Beynimizle İlgili Bir Gizem Daha Nihayet Çözüldü: Dil Öğrenmek Neden Zor?

Bilim insanları, yeni bir dil öğrenirken neden bu kadar zorlandığımızı, çocukların yetişkinlere göre neden yeni bir dili daha kolay öğrenebildiğini sonunda çözdü...

Bir gizem daha çözüldü

Beyin sürekli bir sinyal akışı ile yaşıyor. Gelen milyonlarca sinyali dengelerken zihinsel performansımızı artırmak için kendini tekrar tekrar ayarlıyor. Bilim insanları bu uyarlanabilirlik özelliğinin zihnimizi uyanık tutarken, yetişkinlerin yeni diller öğrenmesini zorlaştırdığını söylüyor.

Beyin hücresi aktiviteleri iki kategoriye ayrılıyor: Esneklik ve kararlılık. Esneklik, beynin değişme yeteneğini ifade ediyor. Yeni bilgiler edindikçe nöronlar arasında yeni bağlantılar kuruluyor. Kararlılık ise bunun tam tersi. Beynin daha önce öğrendiğimiz şeylere tutunmasını, bu bağlantıları sağlamlaştırmasını sağlıyor.

Küçük çocukların yüksek düzeyde "sinirsel esnekliği" bulunuyor. Yeni sinirsel bağlantılar oluşturmak, çocuklar için yararlı çünkü tonlarca yeni bilgiyi öğrenmeleri ve neyin tutunacak kadar önemli olduğunu ayırt etmeleri gerekiyor. Ancak biz yaşlandıkça, beynin yeni bağlantılar oluşturma kapasitesi doğal olarak azalıyor.

San Francisco'daki California Üniversitesi Nörolojik Cerrahi Departmanından yardımcı doçent Matt Leonard "beyin, ilerleyen yaşla beraber kararlılığa öncelik vermeye başlıyor. Son on yıl veya daha uzun bir süre boyunca öğrenmiş olduğumuz şeylere önemli olanlara tutunuyoruz" diyor.

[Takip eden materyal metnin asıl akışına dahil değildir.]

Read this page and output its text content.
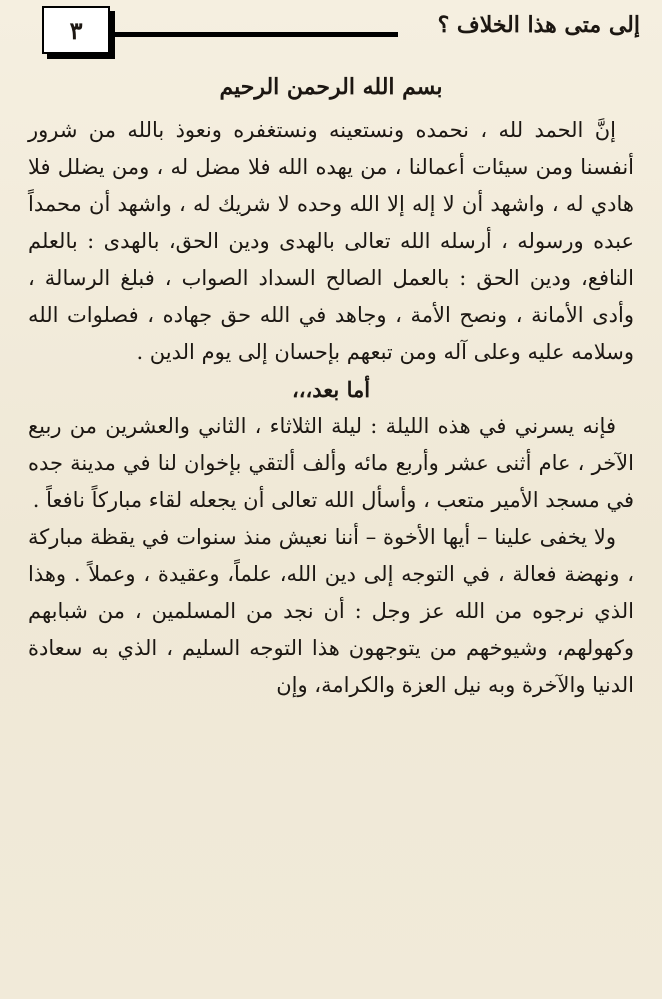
إلى متى هذا الخلاف ؟
٣
بسم الله الرحمن الرحيم

إنَّ الحمد لله ، نحمده ونستعينه ونستغفره ونعوذ بالله من شرور أنفسنا ومن سيئات أعمالنا ، من يهده الله فلا مضل له ، ومن يضلل فلا هادي له ، واشهد أن لا إله إلا الله وحده لا شريك له ، واشهد أن محمداً عبده ورسوله ، أرسله الله تعالى بالهدى ودين الحق، بالهدى : بالعلم النافع، ودين الحق : بالعمل الصالح السداد الصواب ، فبلغ الرسالة ، وأدى الأمانة ، ونصح الأمة ، وجاهد في الله حق جهاده ، فصلوات الله وسلامه عليه وعلى آله ومن تبعهم بإحسان إلى يوم الدين .

أما بعد،،،

فإنه يسرني في هذه الليلة : ليلة الثلاثاء ، الثاني والعشرين من ربيع الآخر ، عام أثنى عشر وأربع مائه وألف ألتقي بإخوان لنا في مدينة جده في مسجد الأمير متعب ، وأسأل الله تعالى أن يجعله لقاء مباركاً نافعاً .

ولا يخفى علينا – أيها الأخوة – أننا نعيش منذ سنوات في يقظة مباركة ، ونهضة فعالة ، في التوجه إلى دين الله، علماً، وعقيدة ، وعملاً . وهذا الذي نرجوه من الله عز وجل : أن نجد من المسلمين ، من شبابهم وكهولهم، وشيوخهم من يتوجهون هذا التوجه السليم ، الذي به سعادة الدنيا والآخرة وبه نيل العزة والكرامة، وإن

Yeni bir araştırmanın sonuçlarına göre, yeni bir dil öğrenmek için beynin esneklik özelliğini kullanmak gerekiyor. Bu yüzden çocuklar, yeni dilleri yetişkinlere göre daha kolay ve hızlı bir şekilde öğrenebiliyorlar. UCSF'den sinirbilimciler, beynin yabancı bir sözlüğü nasıl algıladığını anlamak için İngilizce konuşan 10 epilepsi hastasının Mandarin Çincesi öğrenirken beyin aktivitelerini inceledi. Bu gönüllülerin beyinlerinde, hastalıkları nedeniyle zaten elektrotlar bulunuyordu. Böylece araştırmacılar insan beynini öğrenirken doğrudan inceleme yapabilmek için eşsiz bir fırsat elde etti.

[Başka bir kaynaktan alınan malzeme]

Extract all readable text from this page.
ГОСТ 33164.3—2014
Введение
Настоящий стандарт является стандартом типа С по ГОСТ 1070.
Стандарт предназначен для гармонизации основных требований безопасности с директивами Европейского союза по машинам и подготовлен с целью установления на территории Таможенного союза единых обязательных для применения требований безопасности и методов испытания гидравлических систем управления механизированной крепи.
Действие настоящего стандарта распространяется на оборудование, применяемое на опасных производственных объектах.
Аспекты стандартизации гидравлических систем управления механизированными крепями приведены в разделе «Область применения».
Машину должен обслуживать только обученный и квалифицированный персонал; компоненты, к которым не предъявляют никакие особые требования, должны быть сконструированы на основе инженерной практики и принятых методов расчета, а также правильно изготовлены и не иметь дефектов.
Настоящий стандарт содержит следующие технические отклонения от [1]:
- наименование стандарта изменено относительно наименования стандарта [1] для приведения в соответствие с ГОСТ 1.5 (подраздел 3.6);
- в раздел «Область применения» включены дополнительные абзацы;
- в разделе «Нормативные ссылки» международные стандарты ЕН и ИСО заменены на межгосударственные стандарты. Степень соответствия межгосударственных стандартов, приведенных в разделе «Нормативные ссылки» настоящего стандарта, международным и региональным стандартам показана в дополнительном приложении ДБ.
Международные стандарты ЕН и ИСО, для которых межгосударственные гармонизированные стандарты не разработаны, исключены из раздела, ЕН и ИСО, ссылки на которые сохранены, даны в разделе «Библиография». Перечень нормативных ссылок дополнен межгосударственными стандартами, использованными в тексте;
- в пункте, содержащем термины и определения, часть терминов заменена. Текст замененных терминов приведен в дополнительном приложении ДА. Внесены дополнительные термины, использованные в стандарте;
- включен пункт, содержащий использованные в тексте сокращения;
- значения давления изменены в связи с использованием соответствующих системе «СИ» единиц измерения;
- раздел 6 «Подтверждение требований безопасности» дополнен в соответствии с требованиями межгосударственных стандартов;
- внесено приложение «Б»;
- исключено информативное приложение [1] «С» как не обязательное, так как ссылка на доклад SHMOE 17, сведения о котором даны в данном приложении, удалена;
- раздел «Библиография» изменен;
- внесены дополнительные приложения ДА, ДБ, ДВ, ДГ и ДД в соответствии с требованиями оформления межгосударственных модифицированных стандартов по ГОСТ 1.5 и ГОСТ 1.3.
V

Leonard ve diğer araştırmacılar, deneklerin beyin verilerinin analizini tamamladıktan sonra, beynin konuşma korteksi olarak bilinen bölgesindeki nöronlardan oluşan düğümlerin öğrenme sürecinde aktif olduğunu buldular. Bu, bazı nöronların aktif olmadığı ve öğrenme sürecine katılmadığı anlamına geliyor.

Leonard, "Bazıları öğrenmeyle değişmeye gerçekten istekli görünen ve diğerleri daha dirençli görünen bu farklı türde nöron grupları gördük" diyor. Deneyde yabancı dil olarak Çince seçilmesinin nedeni, İngilizceye tamamen ters bir dil olması. Bu yüzden büyük miktarda yeni nöral bağlantı gerektiriyor.

Beynimizin tanıdık sesleri yakalaması daha olasıdır, bu yüzden çevresi o dili konuşan insanlarla yaşayanlar, dili derslerde olduğundan daha hızlı öğrenebilirler. Her şey, beyinlerimizi kalıpları tanımak ve nöronlarımızı meşgul etmek için eğitmekle ilgili. Leonard, "İster çocuk ister yetişkin olun, yeni bir dil öğrenmenin en iyi yolu, o dilin içine dalmaktır" diyor ve ekliyor: "En iyi yöntem, mümkün olduğunca bu dili anadili olarak konuşan kişilerle zaman geçirmek."

Bilim insanları herhangi bir öğrenme sürecinde inişler ve çıkışlar olacağını da vurguluyor. Çalışmada elde edilen beyin aktivitesi verileri, öğrenme başarısında büyük farklılıklar olduğunu gösterdi.